The news of Tan’s detention came the same day it was announced that the Huawei CFO meng wenzhou had reached an agreement with the US Department of Justice and was allowed to return home from Canada, where he spent nearly three years under house arrest.

HNA. asked about executive At a media briefing on Monday, a spokesman for China’s foreign ministry said he was aware of neither Tan or his case.

HNA began as an airline more than two decades ago, but rapidly evolved into another Lines of business over the years through foreign acquisitions as well as investments in real estate and finance.

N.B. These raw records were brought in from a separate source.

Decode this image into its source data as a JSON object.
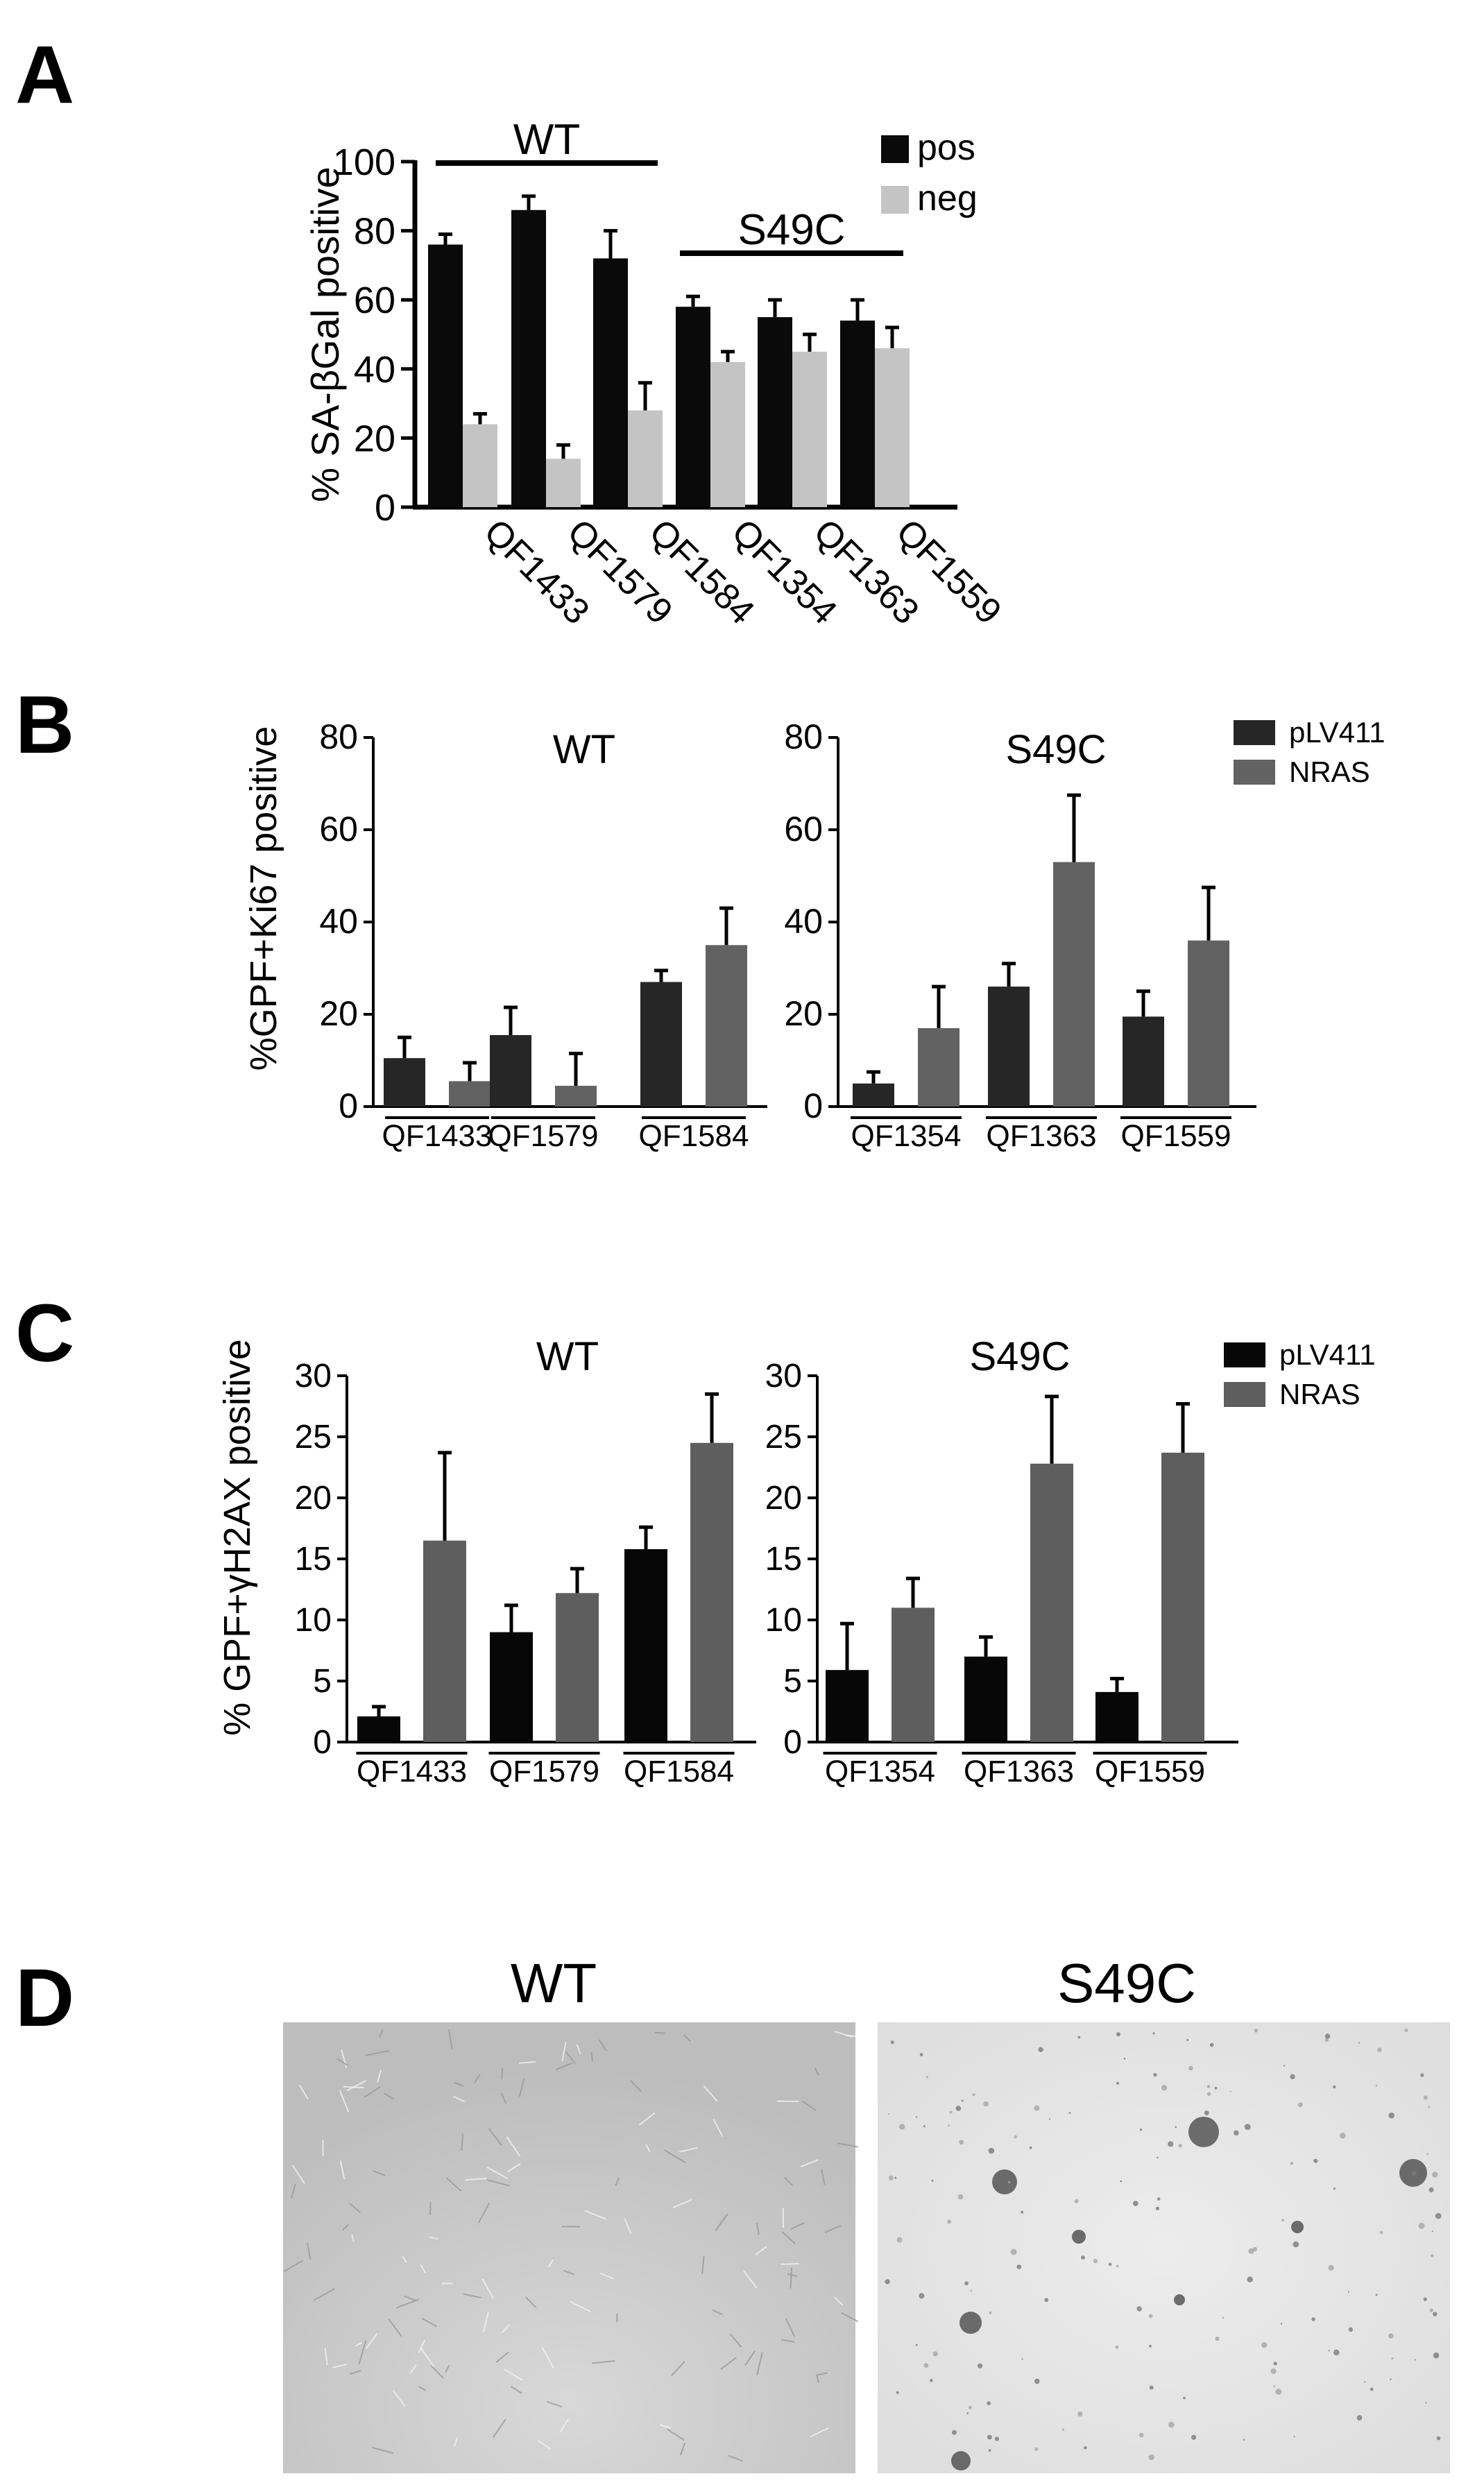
{
  "colors": {
    "pos": "#0a0a0a",
    "neg": "#c4c4c4",
    "pLV411_B": "#262626",
    "NRAS_B": "#626262",
    "pLV411_C": "#070707",
    "NRAS_C": "#5e5e5e",
    "axis": "#000000",
    "micro_wt": "#c9c9c9",
    "micro_s49c": "#e6e6e6"
  },
  "panels": {
    "A": {
      "letter": "A"
    },
    "B": {
      "letter": "B"
    },
    "C": {
      "letter": "C"
    },
    "D": {
      "letter": "D",
      "image_titles": [
        "WT",
        "S49C"
      ]
    }
  },
  "chart_data": [
    {
      "id": "A",
      "type": "bar",
      "title": "",
      "ylabel": "% SA-βGal positive",
      "xlabel": "",
      "ylim": [
        0,
        100
      ],
      "yticks": [
        0,
        20,
        40,
        60,
        80,
        100
      ],
      "categories": [
        "QF1433",
        "QF1579",
        "QF1584",
        "QF1354",
        "QF1363",
        "QF1559"
      ],
      "series": [
        {
          "name": "pos",
          "values": [
            76,
            86,
            72,
            58,
            55,
            54
          ],
          "errors": [
            3,
            4,
            8,
            3,
            5,
            6
          ]
        },
        {
          "name": "neg",
          "values": [
            24,
            14,
            28,
            42,
            45,
            46
          ],
          "errors": [
            3,
            4,
            8,
            3,
            5,
            6
          ]
        }
      ],
      "group_labels": [
        {
          "label": "WT",
          "categories": [
            "QF1433",
            "QF1579",
            "QF1584"
          ]
        },
        {
          "label": "S49C",
          "categories": [
            "QF1354",
            "QF1363",
            "QF1559"
          ]
        }
      ],
      "legend": [
        "pos",
        "neg"
      ]
    },
    {
      "id": "B",
      "type": "bar",
      "ylabel": "%GPF+Ki67 positive",
      "legend": [
        "pLV411",
        "NRAS"
      ],
      "subplots": [
        {
          "title": "WT",
          "ylim": [
            0,
            80
          ],
          "yticks": [
            0,
            20,
            40,
            60,
            80
          ],
          "categories": [
            "QF1433",
            "QF1579",
            "QF1584"
          ],
          "series": [
            {
              "name": "pLV411",
              "values": [
                10.5,
                15.5,
                27
              ],
              "errors": [
                4.5,
                6,
                2.5
              ]
            },
            {
              "name": "NRAS",
              "values": [
                5.5,
                4.5,
                35
              ],
              "errors": [
                4,
                7,
                8
              ]
            }
          ]
        },
        {
          "title": "S49C",
          "ylim": [
            0,
            80
          ],
          "yticks": [
            0,
            20,
            40,
            60,
            80
          ],
          "categories": [
            "QF1354",
            "QF1363",
            "QF1559"
          ],
          "series": [
            {
              "name": "pLV411",
              "values": [
                5,
                26,
                19.5
              ],
              "errors": [
                2.5,
                5,
                5.5
              ]
            },
            {
              "name": "NRAS",
              "values": [
                17,
                53,
                36
              ],
              "errors": [
                9,
                14.5,
                11.5
              ]
            }
          ]
        }
      ]
    },
    {
      "id": "C",
      "type": "bar",
      "ylabel": "% GPF+γH2AX positive",
      "legend": [
        "pLV411",
        "NRAS"
      ],
      "subplots": [
        {
          "title": "WT",
          "ylim": [
            0,
            30
          ],
          "yticks": [
            0,
            5,
            10,
            15,
            20,
            25,
            30
          ],
          "categories": [
            "QF1433",
            "QF1579",
            "QF1584"
          ],
          "series": [
            {
              "name": "pLV411",
              "values": [
                2.1,
                9,
                15.8
              ],
              "errors": [
                0.8,
                2.2,
                1.8
              ]
            },
            {
              "name": "NRAS",
              "values": [
                16.5,
                12.2,
                24.5
              ],
              "errors": [
                7.2,
                2,
                4
              ]
            }
          ]
        },
        {
          "title": "S49C",
          "ylim": [
            0,
            30
          ],
          "yticks": [
            0,
            5,
            10,
            15,
            20,
            25,
            30
          ],
          "categories": [
            "QF1354",
            "QF1363",
            "QF1559"
          ],
          "series": [
            {
              "name": "pLV411",
              "values": [
                5.9,
                7,
                4.1
              ],
              "errors": [
                3.8,
                1.6,
                1.1
              ]
            },
            {
              "name": "NRAS",
              "values": [
                11,
                22.8,
                23.7
              ],
              "errors": [
                2.4,
                5.5,
                4
              ]
            }
          ]
        }
      ]
    }
  ]
}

Starting in 2015, the group started a $40 billion shopping spree He investment involved In Hilton (HLT) And Deutsche Bank (database). By the end of 2017, HNA’s properties topped 1.2 trillion yuan ($186 billion).
But those acquisitions were built on a mountain of debt, which reached 707 billion yuan ($110 billion) as of June 2019. The company’s crisis was exacerbated by the coronavirus pandemic and by government officials in Hainan in February 2020. took control.
HNA once wanted to rule the world.  Now it's facing bankruptcy

At the request of the company, Province officials set up a “working group” with other agencies to resolve the company’s financial crisis.

News of officials’ trouble this week comes as another major Chinese business Is facing the spotlight For your own debt woes.
For weeks, investors have been waiting to find out what will happen to the Chinese conglomerate evergrande, with global markets affected by fears of contagion.
The property developer is facing a huge cash crunch, which is being seen as a major test for Beijing. Some analysts fear it could also belong to China Lehman Brothers Moment, sending shock waves across the world’s second largest economy.
5 things to know about the Evergrande crisis: a simple breakdown
China is also in the midst of a massive action Aims at your private sector, from technology to finance.

However, even state-owned entities have not remained untouched by this. Along with other government entities, they appear to be the latest target in Beijing’s growing scrutiny of the behemoth, the financial sector.

On Sunday, the country’s top anti-corruption official called for “intense disciplinary oversight of financial institutions”, according to the state-run news agency. Xinhua has.

The outlet said Zhao Leizhi, a top politician and member of the Communist Party’s Politburo Standing Committee, had urged financial institutions to take action to better meet the needs of the common people and avoid systemic financial risks.

The ruling Communist Party’s anti-corruption watchdog has approved a new round of inspections, which will investigate party organizations in 25 financial institutions, Xinhua news agency reported. official website.

In China, it is common for major companies to create internal organizations to ensure that their companies remain party compliant.

Institutions facing scrutiny include the country’s central bank, the top financial regulator, the Shanghai Stock Exchange and the so-called “Big Four” state banks.

– CNN’s Beijing Bureau, Laura Hay and Jill Disis contributed to this report.